Today I was minding my own business at my desk when I stumbled upon university.cpanel.net, a site which allows you to obtain “industry certification” for the cPanel Web Hosting Manager.
The first thing I did was check the date; It’s not April 1st. So I sat there stunned for a minute or two, wondering if I should laugh or cry.
Upon further inspection, it actually seemed to be true. You can now go and do an online course and become a certifed cPanel technician!
For anyone who has done business with us in the past, we don’t make too much of a secret that we don’t think too much of control panels such as cpanel or plesk. In fact, we’ve quite openly published our thoughts on this in the past.
That said, trying to think about this a little, I’ve got to ask myself the question — “If you’re building a web-based interface which is designed to allow end-users to control their web-hosting service, then surely expecting certification is doing it all wrong?“
Whilst digging further, the actual value of this certification is admittedly some what questionable:
- The first level testing consists of a total of 18 questions, takes 15 minutes and you need to get 15 of the questions right.
- You can continue to re-take exams if you fail
- They can’t actually supply any technical theory or text books
- The advanced levels of training require you to be proficient in perl — surely if you need to use a programming language to configure your “easy-to-use” control panel, you’ve pretty much missed the point.
As we’ve discussed in the past — cpanel significantly and drastically reduces the barrier of entry to becoming a hosting provider. It allows people who would otherwise not be capable nor qualified to run a fully fledged hosting company and hide behind the pretty exterior of the cpanel user interface. This is scary. Why? some of the approaches and methods which are used by cpanel are considerably questionable.
Some of the observations which we’ve made include:
- Installing cpanel is like a unix security evolutionary throw back. A newly built machine had an extra 12 processes running as the root user.
- The security history is so poor that it has a “Scan for Trojan Horses” dialog page.
- There is no inbuilt firewall management utility, yet it is quite keen to change handcrafted firewall rules added by hand
- MySQL is compiled without SSL support
- The update dialog page has people have to chose between 4 different update sources — instead of just one which works.
- http is run as the nobody user
- It entirely ignores the Filesystem Hierarchy Standard and stores most files under /usr/local/x
- If you want to add an SSL certificate for a subdomain that isn’t configured, when you paste the certificate file in, cpanel will successfully parse the cert, extract the correct CN, and map it to the correct user. But when you then paste the key and submit, it’ll bomb saying the CN doesn’t exist. If it doesn’t exist, how did you manage to find a user???
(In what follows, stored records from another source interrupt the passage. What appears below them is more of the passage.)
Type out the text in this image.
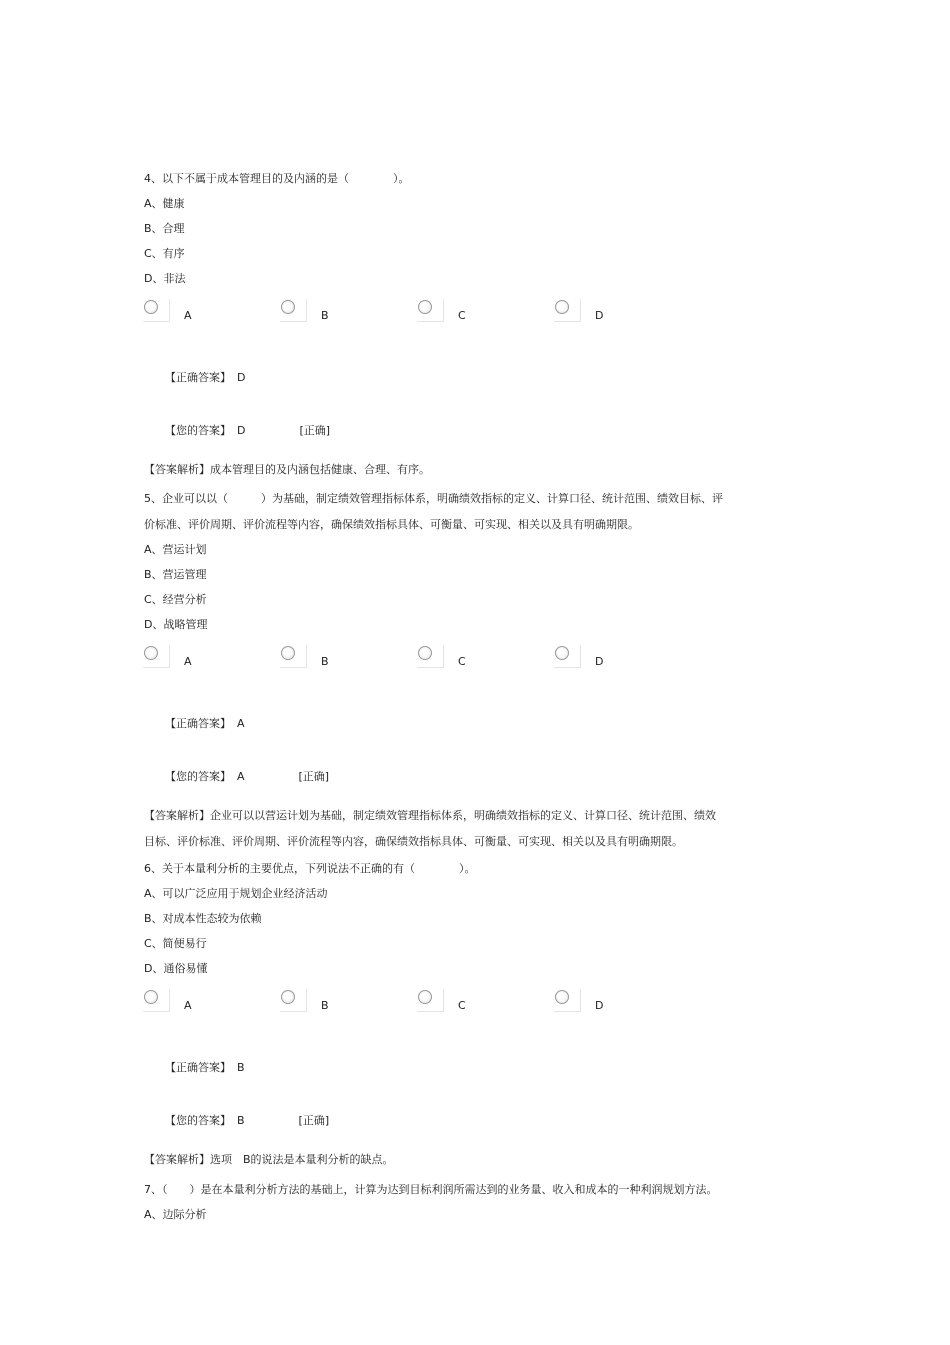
4、以下不属于成本管理目的及内涵的是（　　　　）。
A、健康
B、合理
C、有序
D、非法
A	B	C	D

【正确答案】 D

【您的答案】 D	[正确]

【答案解析】成本管理目的及内涵包括健康、合理、有序。
5、企业可以以（　　　）为基础，制定绩效管理指标体系，明确绩效指标的定义、计算口径、统计范围、绩效目标、评
价标准、评价周期、评价流程等内容，确保绩效指标具体、可衡量、可实现、相关以及具有明确期限。
A、营运计划
B、营运管理
C、经营分析
D、战略管理
A	B	C	D

【正确答案】 A

【您的答案】 A	[正确]

【答案解析】企业可以以营运计划为基础，制定绩效管理指标体系，明确绩效指标的定义、计算口径、统计范围、绩效
目标、评价标准、评价周期、评价流程等内容，确保绩效指标具体、可衡量、可实现、相关以及具有明确期限。
6、关于本量利分析的主要优点，下列说法不正确的有（　　　　）。
A、可以广泛应用于规划企业经济活动
B、对成本性态较为依赖
C、简便易行
D、通俗易懂
A	B	C	D

【正确答案】 B

【您的答案】 B	[正确]

【答案解析】选项　B的说法是本量利分析的缺点。
7、（　　）是在本量利分析方法的基础上，计算为达到目标利润所需达到的业务量、收入和成本的一种利润规划方法。
A、边际分析
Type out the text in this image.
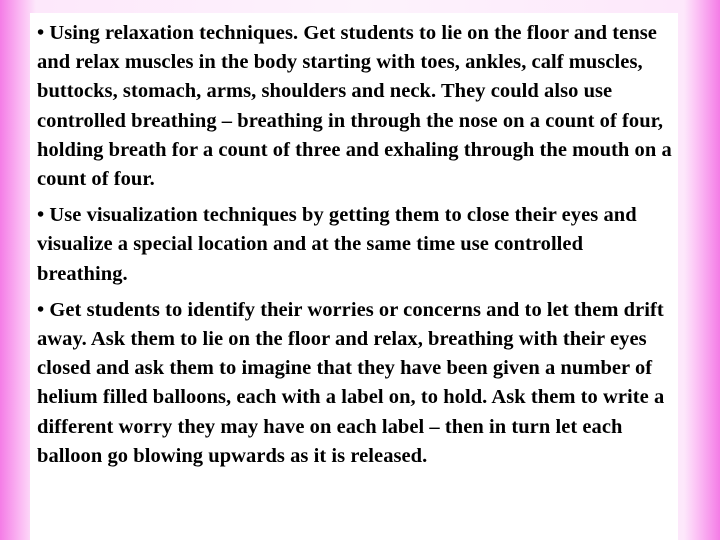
• Using relaxation techniques. Get students to lie on the floor and tense and relax muscles in the body starting with toes, ankles, calf muscles, buttocks, stomach, arms, shoulders and neck. They could also use controlled breathing – breathing in through the nose on a count of four, holding breath for a count of three and exhaling through the mouth on a count of four.

• Use visualization techniques by getting them to close their eyes and visualize a special location and at the same time use controlled breathing.

• Get students to identify their worries or concerns and to let them drift away. Ask them to lie on the floor and relax, breathing with their eyes closed and ask them to imagine that they have been given a number of helium filled balloons, each with a label on, to hold. Ask them to write a different worry they may have on each label – then in turn let each balloon go blowing upwards as it is released.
- It actually comes with /scripts/fix_common_problems
Having courses which explicitly train people up to this level and little further is, to my mind, a grave misgiving. It suggests that anyone can spend some coin on an online test and become sufficiently proficient enough to comprehensively run a entire web hosting company.
Speaking as someone who has had 7 years experience in this industry, providing web hosting services is more complex than simply doing a handful of online tests and installing some random piece of software; doing it well requires the backing of a intelligent, experienced and knowledgeable team of system administrators. Thinking that any piece of software can replace this is not only naive, but a school of thought which potentially leaves the web-hosting industry, as a whole, to be brought into disrepute.